Dewasa ini penggunaan energi semakin hari semakin meningkat. Sebagian besar kebutuhan energi ini dipenuhi dengan menggunakan energi berbasis bahan bakar seperti minyak dan batu bara. Minyak dan batu bara termasuk sumber daya alam yang tidak dapat diperbarui yang lama kelamaan akan habis jika dipergunakan secara terus menerus. Selain itu, penggunaan bahan bakar sebagai sumber energi pun menghasilkan polusi yang dapat menurunkan kualitas kesehatan masyarakat. Oleh karena itu, saat ini manusia mulai mencari sumber energi yang masih melimpah juga ramah lingkungan. Salah satu alternative sumber energi yang memenuhi dua kriteria tersebut adalah energi matahari.
Energi matahari memiliki karakteristik unggul untuk dipilih sebagai sumber energi alternative di antaranya tersedia melimpah dan gratis, ramah lingkungan, serta aman.

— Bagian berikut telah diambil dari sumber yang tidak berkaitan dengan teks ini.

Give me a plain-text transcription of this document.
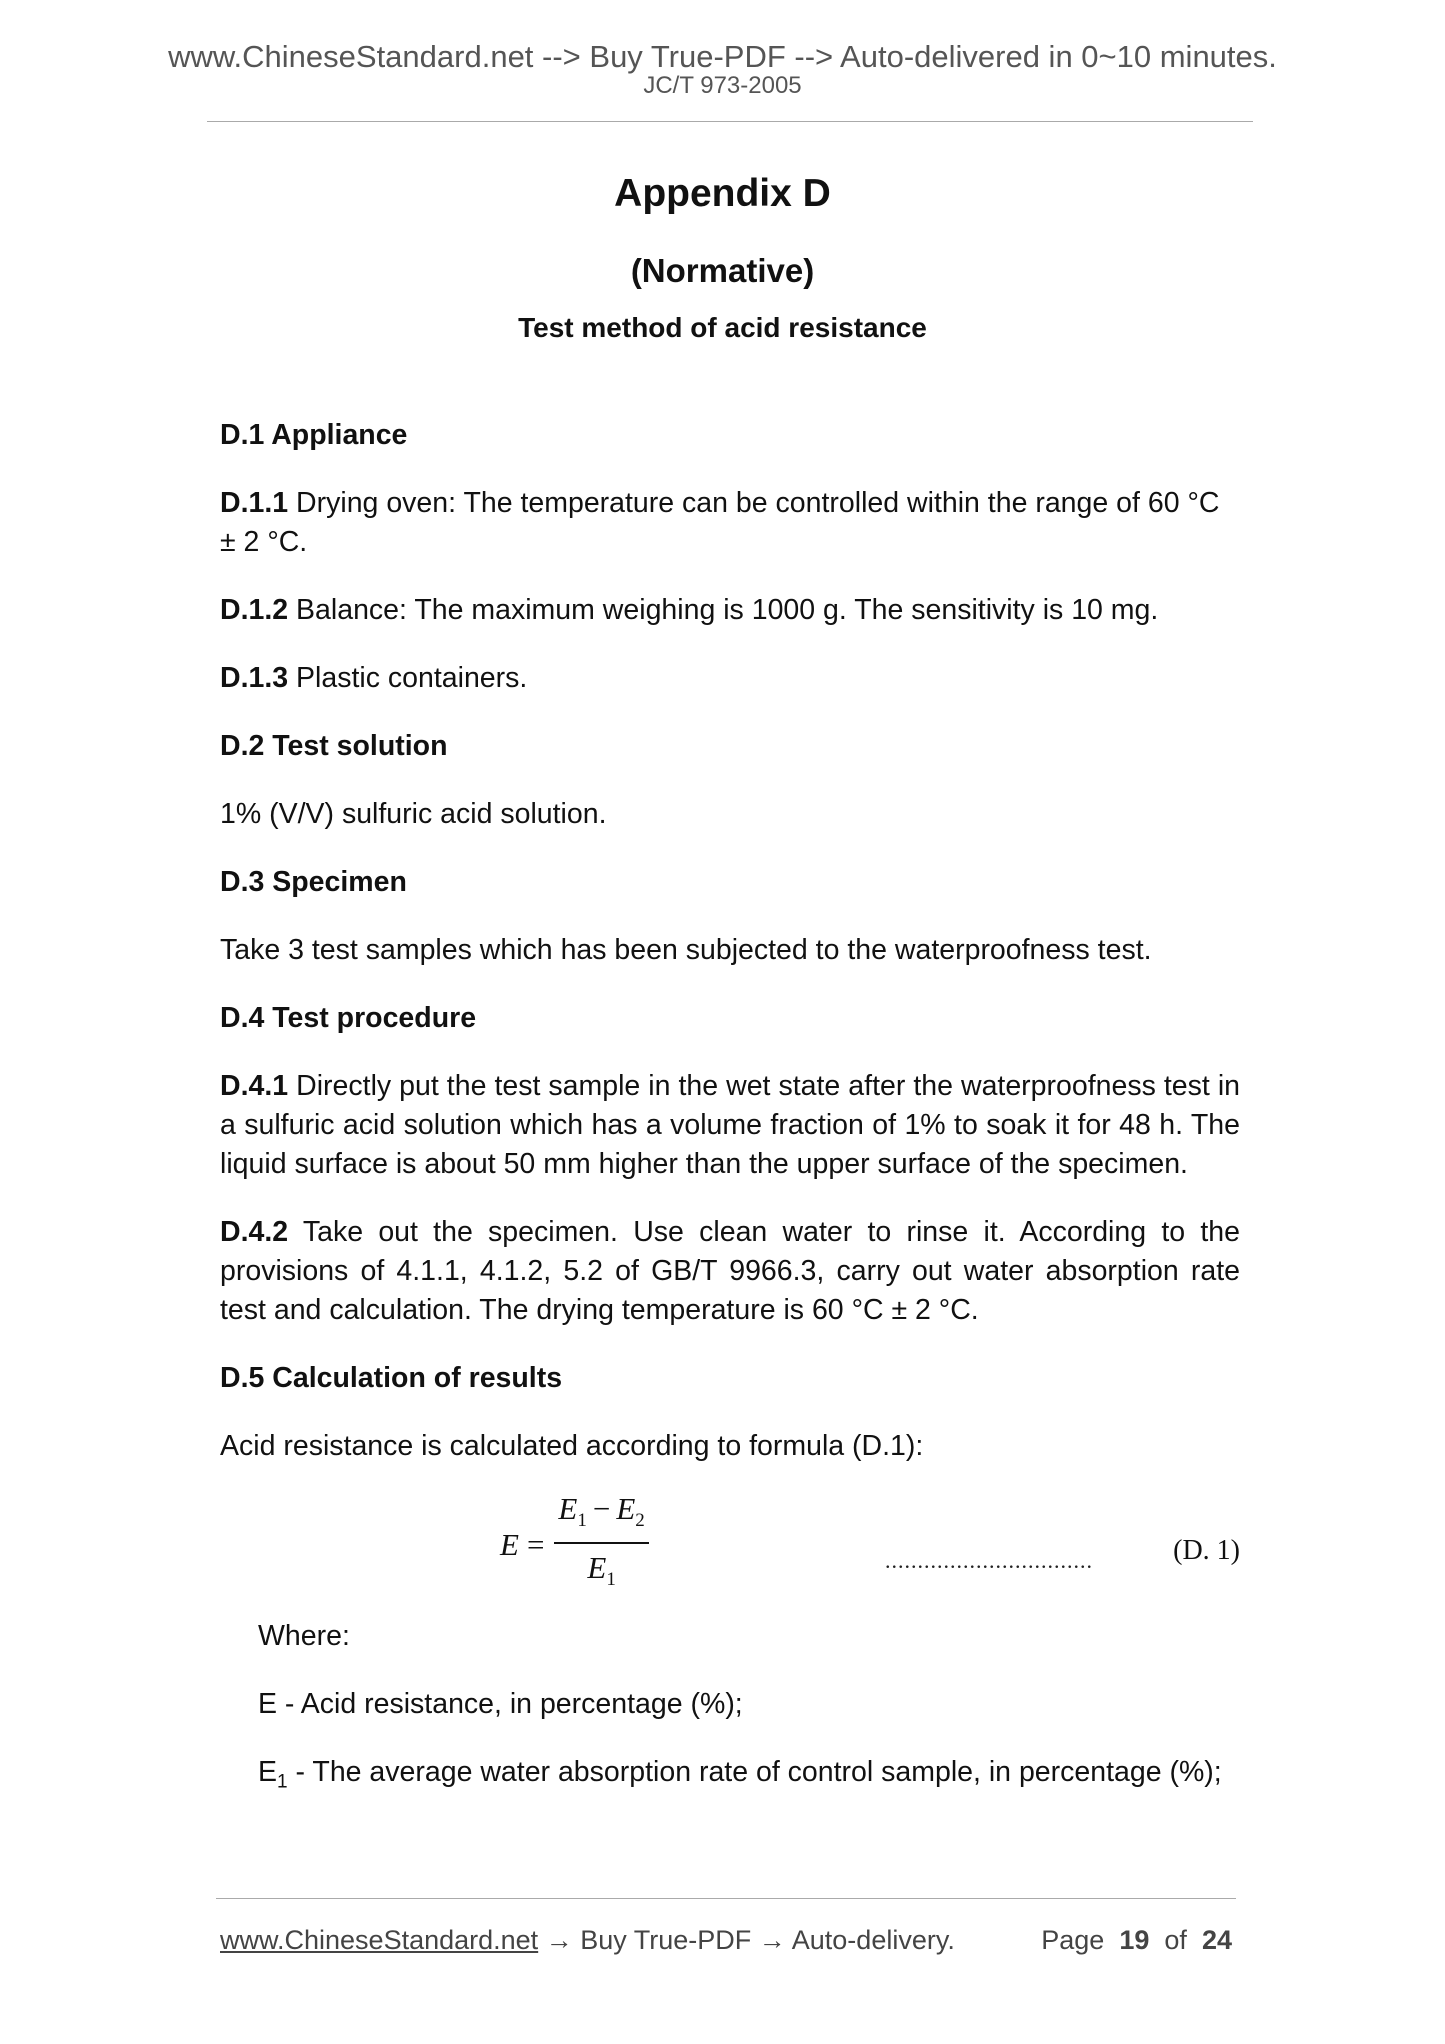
www.ChineseStandard.net --> Buy True-PDF --> Auto-delivered in 0~10 minutes.
JC/T 973-2005
Appendix D
(Normative)
Test method of acid resistance
D.1 Appliance

D.1.1 Drying oven: The temperature can be controlled within the range of 60 °C ± 2 °C.

D.1.2 Balance: The maximum weighing is 1000 g. The sensitivity is 10 mg.

D.1.3 Plastic containers.

D.2 Test solution

1% (V/V) sulfuric acid solution.

D.3 Specimen

Take 3 test samples which has been subjected to the waterproofness test.

D.4 Test procedure

D.4.1 Directly put the test sample in the wet state after the waterproofness test in a sulfuric acid solution which has a volume fraction of 1% to soak it for 48 h. The liquid surface is about 50 mm higher than the upper surface of the specimen.

D.4.2 Take out the specimen. Use clean water to rinse it. According to the provisions of 4.1.1, 4.1.2, 5.2 of GB/T 9966.3, carry out water absorption rate test and calculation. The drying temperature is 60 °C ± 2 °C.

D.5 Calculation of results

Acid resistance is calculated according to formula (D.1):

$E = \frac{E_1 - E_2}{E_1}$	................................	(D. 1)

Where:

E - Acid resistance, in percentage (%);

$E_1$ - The average water absorption rate of control sample, in percentage (%);

www.ChineseStandard.net → Buy True-PDF → Auto-delivery.	Page 19 of 24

Untuk memanfaatkan energi matahari ini, para ilmuwan memanfaatkan efek foto listrik yaitu proses pengubahan energi matahari menjadi energi listrik. Untuk melakukan proses pengubahan ini digunakan peralatan sel surya. Berbagai peralatan sel surya telah berhasil dikembangkan seperti sel surya berbasis material Kristal tungga Silikon yang telah ditemukan 50 tahun lalu dan share market mencapai 94%. Secara teori, Kristal tunggal silicon ini dapat mencapai efisiensi sebesar 92% dan secara pemasangan sebesar 20% dengan memanfaatkan prinsip p-n junction.
Namun, untuk membuat kristal tunggal silicon ini memerlukan biaya produksinya yang mahal sehingga ilmuwan mencari alternatif lain untuk menurunkan biaya produksi. Salah satu caranya adalah membuat lapisan tipis silicon amorf. Material ini memiliki tingkat energi defect yang dapat dikendalikan dengan hydrogenation serta energi band gap dapat diturunkan untuk meningkatkan efisiensi penyerapan energi matahari. Tetapi, kekurangan material ini adalah ketidakstabilannya yang menyebabkan efisiensi hilang 50% dalam 100 jam pertama operasinya.

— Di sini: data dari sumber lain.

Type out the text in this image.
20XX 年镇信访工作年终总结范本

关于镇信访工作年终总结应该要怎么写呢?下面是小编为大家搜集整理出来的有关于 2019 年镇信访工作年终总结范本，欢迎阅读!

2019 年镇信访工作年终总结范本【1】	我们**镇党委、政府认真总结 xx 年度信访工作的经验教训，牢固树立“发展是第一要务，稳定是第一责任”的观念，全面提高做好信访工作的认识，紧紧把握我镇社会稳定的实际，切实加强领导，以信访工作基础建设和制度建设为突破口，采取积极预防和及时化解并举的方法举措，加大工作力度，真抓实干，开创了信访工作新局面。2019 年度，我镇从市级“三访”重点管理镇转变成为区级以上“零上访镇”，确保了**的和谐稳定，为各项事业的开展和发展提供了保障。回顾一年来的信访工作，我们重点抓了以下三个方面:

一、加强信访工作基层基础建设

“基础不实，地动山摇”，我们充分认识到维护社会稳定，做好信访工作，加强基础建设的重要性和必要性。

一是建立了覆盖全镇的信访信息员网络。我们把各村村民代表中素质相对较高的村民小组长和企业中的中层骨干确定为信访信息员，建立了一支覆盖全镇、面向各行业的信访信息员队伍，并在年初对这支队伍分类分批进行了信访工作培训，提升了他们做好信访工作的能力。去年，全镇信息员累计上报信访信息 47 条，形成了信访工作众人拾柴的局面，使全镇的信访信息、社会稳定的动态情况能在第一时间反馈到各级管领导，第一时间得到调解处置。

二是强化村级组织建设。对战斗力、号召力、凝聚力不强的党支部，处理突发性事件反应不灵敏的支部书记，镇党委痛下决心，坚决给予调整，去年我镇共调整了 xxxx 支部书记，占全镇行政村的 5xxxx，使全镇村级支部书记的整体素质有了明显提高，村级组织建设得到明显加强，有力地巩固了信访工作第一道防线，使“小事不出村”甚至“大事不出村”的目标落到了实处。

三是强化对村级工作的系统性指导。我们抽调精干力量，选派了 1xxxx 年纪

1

Para ilmuwan tetap mencari alternative material untuk mendapatkan efisiensi tinggi, stabil serta biaya produksi murah. Salah satu alternative adalah dengan belajar dari alam melalui proses fotosintesis yang dilakukan oleh tumbuhan sehingga muncul ide untuk membuat dye sensitisized solar cell (DSSC). Material DSSC menggunakan dye (pewarna) yang menempel (sensitized) pada permukaan lapisan tipis oksida untuk mengoptimalkam pengabsorptian cahaya matahari.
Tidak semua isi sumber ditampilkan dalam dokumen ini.